Откуда она взялась у Андрей? Бог весть. Просто он не мог нервничать. Не получалось. Наверное, перегорел. Ведь если долго переживать, то рано или поздно происходит утомление от тревоги. И, как следствие, наступает спокойствие. Вот, наверное, и тут что-то подобное произошло.
Наконец едва заметно скрипнула дверь, и десятник пригласил Андрея. Сам из комнаты не выходя. Парень все так же молча вошел в помещение.
Перед ним был царь.
В привычной для себя манере находился за огромной книгой, которую читал, водя палочкой. Какой? Не ясно. Да Андрею было и не важно.
Он вошел.
— Государь, — на выдохе произнес он. И, приложив правую руку к сердцу, поклонился. Достаточно глубоко, но по-японски, не сгибая спины.
У царя взлетели брови.
Во-первых, парень его опознал, хотя никогда не видел, как царю сказывали. А во-вторых, манера приветствия выглядела совершенно непривычной. Вроде простая. Но чувствовалось в ней что-то… и уважение, и самоуважение.
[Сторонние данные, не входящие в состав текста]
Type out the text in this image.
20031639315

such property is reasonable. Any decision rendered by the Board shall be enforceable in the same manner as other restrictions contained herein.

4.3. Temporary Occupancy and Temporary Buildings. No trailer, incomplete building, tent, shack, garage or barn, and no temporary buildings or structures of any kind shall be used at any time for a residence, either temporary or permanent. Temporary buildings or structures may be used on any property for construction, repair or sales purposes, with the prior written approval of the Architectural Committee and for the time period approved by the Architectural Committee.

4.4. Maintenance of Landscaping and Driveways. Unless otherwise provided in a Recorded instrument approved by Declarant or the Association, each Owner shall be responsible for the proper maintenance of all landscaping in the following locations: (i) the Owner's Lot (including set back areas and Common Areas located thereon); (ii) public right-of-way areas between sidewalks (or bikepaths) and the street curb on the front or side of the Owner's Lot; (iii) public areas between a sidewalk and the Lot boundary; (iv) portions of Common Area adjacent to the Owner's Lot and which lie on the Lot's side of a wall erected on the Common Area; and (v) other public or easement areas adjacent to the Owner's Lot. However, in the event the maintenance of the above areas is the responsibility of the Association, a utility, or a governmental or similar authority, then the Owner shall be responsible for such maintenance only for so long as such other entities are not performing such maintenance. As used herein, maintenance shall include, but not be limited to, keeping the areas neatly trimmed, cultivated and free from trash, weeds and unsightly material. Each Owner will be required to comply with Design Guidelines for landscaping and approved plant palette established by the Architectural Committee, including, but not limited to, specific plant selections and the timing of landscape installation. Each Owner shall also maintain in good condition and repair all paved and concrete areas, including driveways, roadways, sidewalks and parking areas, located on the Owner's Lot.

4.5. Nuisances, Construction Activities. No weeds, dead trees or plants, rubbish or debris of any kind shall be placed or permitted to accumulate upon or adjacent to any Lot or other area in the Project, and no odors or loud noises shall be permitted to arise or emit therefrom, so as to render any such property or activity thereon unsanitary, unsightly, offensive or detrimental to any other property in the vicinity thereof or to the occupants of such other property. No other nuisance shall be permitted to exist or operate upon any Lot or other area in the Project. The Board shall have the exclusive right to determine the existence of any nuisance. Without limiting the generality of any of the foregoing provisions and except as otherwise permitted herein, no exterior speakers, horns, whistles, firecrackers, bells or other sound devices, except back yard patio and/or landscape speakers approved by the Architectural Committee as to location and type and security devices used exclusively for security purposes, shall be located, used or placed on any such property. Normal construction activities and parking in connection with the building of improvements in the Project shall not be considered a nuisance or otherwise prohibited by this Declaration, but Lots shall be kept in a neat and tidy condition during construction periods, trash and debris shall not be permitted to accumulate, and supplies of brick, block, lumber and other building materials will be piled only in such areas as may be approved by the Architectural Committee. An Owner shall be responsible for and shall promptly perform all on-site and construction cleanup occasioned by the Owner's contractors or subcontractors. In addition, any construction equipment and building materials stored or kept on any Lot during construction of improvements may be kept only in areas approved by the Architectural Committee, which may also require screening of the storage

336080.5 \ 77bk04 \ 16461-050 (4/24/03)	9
— Каким был ваш путь? Легок ли? — поинтересовался Иоанн. — Я слышал, что на дорогах неспокойно. Тати озоруют.
— Слава Богу, — ответил Андрей, разгибаясь и становясь прямо. Плечи отведены назад. Спина — словно стержень проглотил. — Государь, мне сказывали, что не прилично приходить к тебе с пустыми руками. Но я беден. Почти все мое имущество — на мне. Поэтому, прими, не побрезгуй, — сказал он и протянул свиток.
— Что сие? — не принимая его, поинтересовался царь.
— Вирши хвалебные.
— Так читай.
Андрей удивленно вскинул бровь, не ожидая такого поворота. Но Иоанн лишь едва заметно улыбнулся кончиками губ и кивнул. И парень развернув свиток, начал читать на распев с максимальным выражением.
Сначала он прочитал сборную солянку стихотворения «На взятие Казани», которую Алиса попыталась изобразить. В рамках совершенно непривычной для эпохи силлабо-тонической нормы стихосложения. Ее еще просто не придумали. Поэтому звучало это все ОЧЕНЬ необычно. Не говоря уже о звучание и общей компоновке, выбивавшейся чуть более чем полностью из всего, что царь читал либо слышал.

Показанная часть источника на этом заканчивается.